One-off projects like the i-Community that help a handful of people are meaningless when high phone call and Internet access costs keep communications out of most people’s reach, he said.
But HP and the government say the i-Community project is about opportunity not aid, and can be easily replicated.
“Most digital divide projects have had a philanthropic impetus, but HP has said that if this thing is to be sustainable, it has to have a solid business case,” said Clive Smith, HP’s project director. “It can’t be sustainable if it is dependent on grants.”

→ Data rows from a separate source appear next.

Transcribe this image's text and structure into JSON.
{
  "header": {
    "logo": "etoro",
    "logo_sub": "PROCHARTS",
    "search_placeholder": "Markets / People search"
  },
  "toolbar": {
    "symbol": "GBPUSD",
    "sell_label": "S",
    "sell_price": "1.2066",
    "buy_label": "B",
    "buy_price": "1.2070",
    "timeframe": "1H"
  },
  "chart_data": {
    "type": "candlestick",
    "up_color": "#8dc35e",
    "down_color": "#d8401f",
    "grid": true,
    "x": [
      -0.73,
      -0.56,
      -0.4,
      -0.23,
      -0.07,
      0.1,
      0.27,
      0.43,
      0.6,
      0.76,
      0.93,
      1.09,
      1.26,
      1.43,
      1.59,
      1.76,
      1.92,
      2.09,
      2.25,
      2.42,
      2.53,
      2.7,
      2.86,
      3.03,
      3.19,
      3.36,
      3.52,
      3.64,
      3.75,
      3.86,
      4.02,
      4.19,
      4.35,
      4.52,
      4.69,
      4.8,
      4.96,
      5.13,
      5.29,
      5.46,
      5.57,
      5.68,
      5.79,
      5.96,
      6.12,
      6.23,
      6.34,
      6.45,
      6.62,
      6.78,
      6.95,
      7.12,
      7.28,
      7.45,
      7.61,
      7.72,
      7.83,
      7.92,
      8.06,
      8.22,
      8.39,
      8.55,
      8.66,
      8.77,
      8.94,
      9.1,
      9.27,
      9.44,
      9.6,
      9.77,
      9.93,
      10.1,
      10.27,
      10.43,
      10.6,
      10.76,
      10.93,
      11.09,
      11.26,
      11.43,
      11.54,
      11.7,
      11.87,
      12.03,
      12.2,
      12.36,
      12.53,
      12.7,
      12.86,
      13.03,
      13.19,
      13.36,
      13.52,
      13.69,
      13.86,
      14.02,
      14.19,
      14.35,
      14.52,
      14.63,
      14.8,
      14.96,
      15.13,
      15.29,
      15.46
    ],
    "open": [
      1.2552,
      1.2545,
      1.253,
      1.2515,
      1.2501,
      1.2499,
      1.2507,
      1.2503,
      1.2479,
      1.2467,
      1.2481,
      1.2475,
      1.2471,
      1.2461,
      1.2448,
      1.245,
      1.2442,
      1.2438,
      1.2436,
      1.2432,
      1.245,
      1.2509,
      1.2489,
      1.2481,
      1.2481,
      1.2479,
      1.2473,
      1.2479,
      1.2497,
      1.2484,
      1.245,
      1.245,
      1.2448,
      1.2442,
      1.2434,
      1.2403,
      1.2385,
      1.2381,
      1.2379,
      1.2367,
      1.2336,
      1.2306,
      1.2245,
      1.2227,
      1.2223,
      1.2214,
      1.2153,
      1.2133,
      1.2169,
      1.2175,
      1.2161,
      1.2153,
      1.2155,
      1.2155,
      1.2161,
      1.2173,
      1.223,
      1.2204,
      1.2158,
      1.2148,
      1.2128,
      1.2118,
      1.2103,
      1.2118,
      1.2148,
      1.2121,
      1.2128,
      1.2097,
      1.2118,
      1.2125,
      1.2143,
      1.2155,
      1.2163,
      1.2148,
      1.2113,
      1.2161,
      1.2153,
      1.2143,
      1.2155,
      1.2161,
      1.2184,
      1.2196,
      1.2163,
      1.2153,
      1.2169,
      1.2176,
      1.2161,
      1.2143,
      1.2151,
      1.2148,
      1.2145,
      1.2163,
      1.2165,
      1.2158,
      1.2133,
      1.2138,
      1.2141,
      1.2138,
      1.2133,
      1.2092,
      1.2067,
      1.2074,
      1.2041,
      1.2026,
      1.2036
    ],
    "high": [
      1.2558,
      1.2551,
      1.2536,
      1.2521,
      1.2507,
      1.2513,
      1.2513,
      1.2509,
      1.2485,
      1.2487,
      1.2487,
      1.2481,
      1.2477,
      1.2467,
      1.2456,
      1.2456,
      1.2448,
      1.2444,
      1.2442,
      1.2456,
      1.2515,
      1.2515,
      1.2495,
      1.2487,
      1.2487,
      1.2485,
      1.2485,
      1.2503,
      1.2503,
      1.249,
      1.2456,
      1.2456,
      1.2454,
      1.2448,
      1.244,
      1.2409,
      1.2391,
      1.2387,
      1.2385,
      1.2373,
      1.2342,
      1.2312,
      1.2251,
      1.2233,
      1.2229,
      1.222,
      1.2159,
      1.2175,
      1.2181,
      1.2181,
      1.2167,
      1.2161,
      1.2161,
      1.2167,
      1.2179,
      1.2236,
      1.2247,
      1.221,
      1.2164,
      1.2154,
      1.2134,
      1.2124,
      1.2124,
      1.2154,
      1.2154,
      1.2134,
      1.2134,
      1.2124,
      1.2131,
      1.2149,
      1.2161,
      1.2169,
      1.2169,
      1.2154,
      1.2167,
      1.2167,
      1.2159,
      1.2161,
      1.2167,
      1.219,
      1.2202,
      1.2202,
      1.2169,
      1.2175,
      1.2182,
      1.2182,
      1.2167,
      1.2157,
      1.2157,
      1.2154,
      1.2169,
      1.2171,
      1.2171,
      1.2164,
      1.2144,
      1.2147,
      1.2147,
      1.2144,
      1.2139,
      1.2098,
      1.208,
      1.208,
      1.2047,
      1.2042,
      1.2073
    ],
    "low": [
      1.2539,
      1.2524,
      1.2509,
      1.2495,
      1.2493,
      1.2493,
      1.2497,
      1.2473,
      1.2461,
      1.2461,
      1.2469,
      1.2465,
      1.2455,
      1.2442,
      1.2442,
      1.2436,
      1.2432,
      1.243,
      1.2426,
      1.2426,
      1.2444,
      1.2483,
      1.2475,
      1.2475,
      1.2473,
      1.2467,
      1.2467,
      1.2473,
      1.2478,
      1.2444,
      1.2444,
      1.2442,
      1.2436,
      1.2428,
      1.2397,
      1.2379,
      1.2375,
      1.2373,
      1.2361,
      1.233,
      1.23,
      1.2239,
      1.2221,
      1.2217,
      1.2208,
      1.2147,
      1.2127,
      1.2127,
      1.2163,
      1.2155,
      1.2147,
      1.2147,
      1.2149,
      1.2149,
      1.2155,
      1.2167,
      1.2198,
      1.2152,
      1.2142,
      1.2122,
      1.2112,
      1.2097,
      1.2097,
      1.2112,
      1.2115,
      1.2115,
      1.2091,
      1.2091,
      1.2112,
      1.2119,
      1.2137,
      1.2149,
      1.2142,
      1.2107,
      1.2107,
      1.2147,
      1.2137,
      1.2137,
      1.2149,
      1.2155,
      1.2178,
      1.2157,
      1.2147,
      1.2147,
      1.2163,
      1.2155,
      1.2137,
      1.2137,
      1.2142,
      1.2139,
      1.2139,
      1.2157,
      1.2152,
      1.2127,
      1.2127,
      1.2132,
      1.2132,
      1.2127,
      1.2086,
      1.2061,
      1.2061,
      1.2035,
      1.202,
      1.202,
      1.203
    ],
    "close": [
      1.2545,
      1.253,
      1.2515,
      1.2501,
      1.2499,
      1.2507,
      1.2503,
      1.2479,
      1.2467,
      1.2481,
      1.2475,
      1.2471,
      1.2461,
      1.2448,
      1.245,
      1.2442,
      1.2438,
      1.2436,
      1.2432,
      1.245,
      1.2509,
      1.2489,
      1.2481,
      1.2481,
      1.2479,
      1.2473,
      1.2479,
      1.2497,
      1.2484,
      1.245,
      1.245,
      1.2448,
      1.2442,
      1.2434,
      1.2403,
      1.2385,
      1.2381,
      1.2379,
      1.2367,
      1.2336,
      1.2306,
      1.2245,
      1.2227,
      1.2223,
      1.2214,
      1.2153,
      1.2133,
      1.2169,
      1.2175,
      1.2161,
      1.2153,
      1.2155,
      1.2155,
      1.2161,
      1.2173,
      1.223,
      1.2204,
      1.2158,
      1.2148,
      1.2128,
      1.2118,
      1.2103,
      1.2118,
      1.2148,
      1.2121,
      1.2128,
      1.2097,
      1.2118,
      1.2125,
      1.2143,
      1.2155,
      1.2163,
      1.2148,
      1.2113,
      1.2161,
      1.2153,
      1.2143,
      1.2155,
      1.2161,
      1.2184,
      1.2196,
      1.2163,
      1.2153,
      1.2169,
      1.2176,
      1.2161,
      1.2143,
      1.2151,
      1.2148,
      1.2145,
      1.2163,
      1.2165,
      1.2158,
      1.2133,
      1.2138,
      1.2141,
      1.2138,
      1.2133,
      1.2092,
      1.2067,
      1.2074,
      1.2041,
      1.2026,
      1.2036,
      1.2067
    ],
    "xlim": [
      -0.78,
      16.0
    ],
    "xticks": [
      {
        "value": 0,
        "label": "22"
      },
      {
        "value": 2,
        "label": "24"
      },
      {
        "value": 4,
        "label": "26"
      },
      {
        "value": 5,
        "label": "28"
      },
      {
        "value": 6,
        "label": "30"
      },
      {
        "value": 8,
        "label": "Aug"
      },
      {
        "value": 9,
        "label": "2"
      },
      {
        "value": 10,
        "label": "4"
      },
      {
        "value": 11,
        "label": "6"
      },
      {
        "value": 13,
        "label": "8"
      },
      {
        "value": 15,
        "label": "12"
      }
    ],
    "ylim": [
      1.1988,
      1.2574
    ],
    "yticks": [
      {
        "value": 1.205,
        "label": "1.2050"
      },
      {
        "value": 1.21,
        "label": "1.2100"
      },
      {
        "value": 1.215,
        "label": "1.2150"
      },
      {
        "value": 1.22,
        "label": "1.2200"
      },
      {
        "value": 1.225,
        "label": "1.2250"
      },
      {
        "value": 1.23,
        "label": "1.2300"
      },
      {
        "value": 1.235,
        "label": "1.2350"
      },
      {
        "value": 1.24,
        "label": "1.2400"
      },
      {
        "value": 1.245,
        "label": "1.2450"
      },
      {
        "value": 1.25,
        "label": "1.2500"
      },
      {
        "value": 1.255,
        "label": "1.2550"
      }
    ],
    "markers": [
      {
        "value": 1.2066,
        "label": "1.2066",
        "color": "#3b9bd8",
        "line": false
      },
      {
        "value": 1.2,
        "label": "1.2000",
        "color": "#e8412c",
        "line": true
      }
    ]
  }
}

HP and the local government want to turn the project into a business, which might include handing community IT centers over to local entrepreneurs.
After that, they hope to launch more projects across the developing world, eventually making them self-sufficient.
“Dipichi is making history,” Mbeki told crowds of cheering villagers during a recent visit to the project. “Dipichi can show the whole of South Africa how to do development.”
But concrete plans for turning the unwieldy project into a business are hazy and some commentators are skeptical.
“It’s a bit of a pipe dream to expect this to become self-funding. You can’t expect an impoverished community to bear those kinds of costs,” said Goldstuck.